A Thrilling Disney Design: The Mary Poppins Ride That Could Have Been

D23 // YouTube
D23 // YouTube / D23 // YouTube

Before he was a Disney Legend, Tony Baxter was a Disney fan. He was just a teen when he landed a job at Disneyland selling ice cream, and later, when he needed a senior project in college, he decided to submit a ride concept for one of his favorite Disney movies: 1964 film Mary Poppins. The result was a ride-through attraction he called "Jolly Holiday."

To start, guests would board horses on mini-carousels reminiscent of the scene inside the chalk drawing. As the ride got underway, the horses would "jump" from the carousel into the rest of the chalk picture, out into the countryside and through the fox hunt. This would all be accomplished by a revolving theater mechanism, similar to the Carousel of Progress. After meeting the famous penguin waiters, a toe-tapping, supercalifragilistic sing-a-long would ensue. Then, a flash of lightning would signal a rainstorm that would "wash" guests out of the painting.

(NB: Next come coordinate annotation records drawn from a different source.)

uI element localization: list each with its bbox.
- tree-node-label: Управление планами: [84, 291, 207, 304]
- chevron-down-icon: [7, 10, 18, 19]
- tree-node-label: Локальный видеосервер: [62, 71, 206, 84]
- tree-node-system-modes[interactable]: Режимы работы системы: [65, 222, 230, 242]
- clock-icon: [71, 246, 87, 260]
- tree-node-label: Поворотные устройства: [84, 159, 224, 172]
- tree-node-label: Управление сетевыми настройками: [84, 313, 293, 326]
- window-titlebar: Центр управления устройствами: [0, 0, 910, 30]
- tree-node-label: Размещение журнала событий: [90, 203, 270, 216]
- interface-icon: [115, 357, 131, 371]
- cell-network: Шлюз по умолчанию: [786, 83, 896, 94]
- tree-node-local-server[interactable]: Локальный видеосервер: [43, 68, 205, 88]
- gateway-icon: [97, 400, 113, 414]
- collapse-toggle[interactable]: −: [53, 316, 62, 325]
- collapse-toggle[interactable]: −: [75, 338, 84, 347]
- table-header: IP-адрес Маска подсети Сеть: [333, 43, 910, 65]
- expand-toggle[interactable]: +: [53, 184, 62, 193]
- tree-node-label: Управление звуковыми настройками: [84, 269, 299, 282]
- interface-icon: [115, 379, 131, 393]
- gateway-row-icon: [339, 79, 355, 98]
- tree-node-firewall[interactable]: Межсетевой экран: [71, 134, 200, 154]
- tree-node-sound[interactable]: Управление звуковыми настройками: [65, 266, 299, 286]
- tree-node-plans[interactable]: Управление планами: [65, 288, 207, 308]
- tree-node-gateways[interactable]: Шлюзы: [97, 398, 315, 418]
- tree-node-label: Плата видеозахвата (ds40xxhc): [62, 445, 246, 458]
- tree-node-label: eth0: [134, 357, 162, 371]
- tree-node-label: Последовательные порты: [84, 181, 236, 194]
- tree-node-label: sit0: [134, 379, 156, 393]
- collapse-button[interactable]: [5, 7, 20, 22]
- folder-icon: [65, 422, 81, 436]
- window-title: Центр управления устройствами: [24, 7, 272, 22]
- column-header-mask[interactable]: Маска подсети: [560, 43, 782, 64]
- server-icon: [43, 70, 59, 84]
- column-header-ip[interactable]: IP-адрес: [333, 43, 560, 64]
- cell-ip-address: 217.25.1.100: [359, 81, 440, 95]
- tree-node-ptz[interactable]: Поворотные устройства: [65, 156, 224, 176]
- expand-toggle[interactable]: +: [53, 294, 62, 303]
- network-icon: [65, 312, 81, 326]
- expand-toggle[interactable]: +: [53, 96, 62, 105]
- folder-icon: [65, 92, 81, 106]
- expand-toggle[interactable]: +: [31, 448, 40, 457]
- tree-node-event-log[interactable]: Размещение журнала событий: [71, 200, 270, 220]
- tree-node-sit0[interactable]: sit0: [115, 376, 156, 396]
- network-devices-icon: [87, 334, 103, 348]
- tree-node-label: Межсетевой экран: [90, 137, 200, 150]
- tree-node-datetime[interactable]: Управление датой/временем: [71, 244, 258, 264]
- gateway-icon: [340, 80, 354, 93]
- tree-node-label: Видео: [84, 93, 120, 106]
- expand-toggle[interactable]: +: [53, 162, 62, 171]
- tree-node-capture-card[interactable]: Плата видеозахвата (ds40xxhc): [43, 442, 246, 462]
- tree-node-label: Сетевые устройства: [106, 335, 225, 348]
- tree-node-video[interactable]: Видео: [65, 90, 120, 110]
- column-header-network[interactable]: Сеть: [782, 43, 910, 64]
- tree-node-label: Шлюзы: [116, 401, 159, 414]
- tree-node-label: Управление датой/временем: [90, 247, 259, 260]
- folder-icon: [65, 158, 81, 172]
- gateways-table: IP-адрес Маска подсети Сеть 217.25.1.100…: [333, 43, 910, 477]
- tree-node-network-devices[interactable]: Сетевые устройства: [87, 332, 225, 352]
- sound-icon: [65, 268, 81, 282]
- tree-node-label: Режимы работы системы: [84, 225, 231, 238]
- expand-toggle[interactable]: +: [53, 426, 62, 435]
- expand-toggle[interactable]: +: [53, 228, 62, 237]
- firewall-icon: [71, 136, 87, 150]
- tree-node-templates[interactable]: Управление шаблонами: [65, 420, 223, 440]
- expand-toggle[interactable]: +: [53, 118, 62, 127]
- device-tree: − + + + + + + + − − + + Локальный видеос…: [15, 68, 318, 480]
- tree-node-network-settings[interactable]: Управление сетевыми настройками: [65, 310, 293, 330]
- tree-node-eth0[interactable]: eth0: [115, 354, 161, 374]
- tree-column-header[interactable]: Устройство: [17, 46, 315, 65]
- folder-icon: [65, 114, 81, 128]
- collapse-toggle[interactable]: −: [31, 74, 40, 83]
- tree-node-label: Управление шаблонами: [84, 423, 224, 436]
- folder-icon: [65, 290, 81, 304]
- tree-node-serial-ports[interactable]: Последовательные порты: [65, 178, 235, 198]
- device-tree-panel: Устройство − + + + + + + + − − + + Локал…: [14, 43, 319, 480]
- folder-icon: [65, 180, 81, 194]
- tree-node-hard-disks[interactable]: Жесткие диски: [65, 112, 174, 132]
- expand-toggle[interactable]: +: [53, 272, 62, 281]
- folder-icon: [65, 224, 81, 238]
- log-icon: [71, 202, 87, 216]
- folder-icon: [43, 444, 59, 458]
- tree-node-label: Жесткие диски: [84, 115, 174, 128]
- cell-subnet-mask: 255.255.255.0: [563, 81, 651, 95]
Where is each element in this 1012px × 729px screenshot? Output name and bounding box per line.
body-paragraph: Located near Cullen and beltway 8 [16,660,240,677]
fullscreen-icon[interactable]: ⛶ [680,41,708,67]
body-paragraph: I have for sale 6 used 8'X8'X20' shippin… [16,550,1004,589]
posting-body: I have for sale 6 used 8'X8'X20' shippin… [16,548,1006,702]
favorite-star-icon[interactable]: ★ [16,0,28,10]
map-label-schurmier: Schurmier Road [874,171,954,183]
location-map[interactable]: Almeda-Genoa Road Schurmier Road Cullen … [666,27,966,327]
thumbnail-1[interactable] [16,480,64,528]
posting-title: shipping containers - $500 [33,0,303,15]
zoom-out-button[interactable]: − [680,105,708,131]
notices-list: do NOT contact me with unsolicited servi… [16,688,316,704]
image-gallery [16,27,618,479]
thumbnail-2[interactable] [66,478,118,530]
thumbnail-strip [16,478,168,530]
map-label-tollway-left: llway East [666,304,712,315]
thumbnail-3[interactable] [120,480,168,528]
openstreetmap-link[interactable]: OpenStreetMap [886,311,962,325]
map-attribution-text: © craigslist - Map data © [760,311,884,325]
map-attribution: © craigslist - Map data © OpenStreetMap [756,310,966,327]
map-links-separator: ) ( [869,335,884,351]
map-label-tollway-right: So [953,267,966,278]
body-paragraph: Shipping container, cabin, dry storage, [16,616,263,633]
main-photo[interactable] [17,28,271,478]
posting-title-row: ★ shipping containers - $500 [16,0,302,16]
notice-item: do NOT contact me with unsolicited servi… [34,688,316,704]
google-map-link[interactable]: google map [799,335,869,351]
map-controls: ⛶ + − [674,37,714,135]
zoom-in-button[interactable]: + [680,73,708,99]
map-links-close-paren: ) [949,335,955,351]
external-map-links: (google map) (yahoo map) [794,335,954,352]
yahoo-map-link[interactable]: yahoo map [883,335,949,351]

But the fun didn't end there. After the chalk melted away, guests would find themselves on London rooftops with the dancing chimney sweeps. Finally, the big finale: "Let's Go Fly a Kite."

Baxter took the concept book to one of his connections at Disneyland, who presented it to his superiors. Shortly thereafter, the hopeful student got a call to meet with Disney producer Bill Anderson. Though Baxter was convinced they were going to offer him a job, instead, Anderson offered some encouragement and advice on how to get the proper training to move forward with a career at Disney.

Baxter took the tips to heart. "It certainly got me excited that there might be a potential to make a career out of it," he says—and he was right. Baxter joined Disney shortly after graduating from the School of the Arts at Cal State Long Beach, then headed to Florida to help with the construction of Walt Disney World. It was just the beginning of his 47-year career with Disney.

Is it too late for a Mary Poppins ride? According to Baxter, no: “I still look at it and I think, you know, it would be . . . a great ride.”